UN PAYS DE PLUS EN PLUS INEGALITAIRE

De nombreux économistes, prenant référence des données de l'INSEE constatent que les inégalités salariales et scolaires persistent sans diminution notable sur les 20 denières années. L'accès aux grandes écoles pour les enfants d'origine sociale défavorisé s'est refermé.

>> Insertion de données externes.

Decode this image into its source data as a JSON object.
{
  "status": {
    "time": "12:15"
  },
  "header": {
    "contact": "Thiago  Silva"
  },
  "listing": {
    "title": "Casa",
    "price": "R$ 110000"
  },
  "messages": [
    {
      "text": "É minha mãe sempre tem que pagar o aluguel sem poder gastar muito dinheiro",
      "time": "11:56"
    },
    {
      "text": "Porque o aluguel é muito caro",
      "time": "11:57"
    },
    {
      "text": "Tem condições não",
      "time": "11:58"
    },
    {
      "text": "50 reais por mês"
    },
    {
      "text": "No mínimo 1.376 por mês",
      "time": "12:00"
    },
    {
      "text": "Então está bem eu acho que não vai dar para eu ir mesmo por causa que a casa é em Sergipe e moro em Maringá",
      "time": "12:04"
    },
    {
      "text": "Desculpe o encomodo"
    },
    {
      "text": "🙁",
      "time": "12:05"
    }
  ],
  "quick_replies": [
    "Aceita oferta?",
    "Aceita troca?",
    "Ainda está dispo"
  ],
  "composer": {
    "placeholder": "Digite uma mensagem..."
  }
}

La hausse du chômage, la précarisation grandissante rend de moins en moins aisé l'entrée sur le marché du travail. Il est de plus en plus difficile de garder son emploi et ceci pour toutes les catégories professionnelles , les non qualifiés étant les plus touchés. Selon certains experts la relation avec l'emploi est dans une situation de "fragilisation généralisée".
La perception face aux inégalités se modifie. Les inégalités, qui hier étaient imputées au système économique, sont aujourd'hui imputés aux individus liés à une contre-performance scolaire ou professionnelle.
Il s'agit comme aux Etats-Unis de culpabiliser l'individu et non son systéme économique et politique. La formidable pression des médias gouvernementaux et patronaux dans ce sens explique très largement cela.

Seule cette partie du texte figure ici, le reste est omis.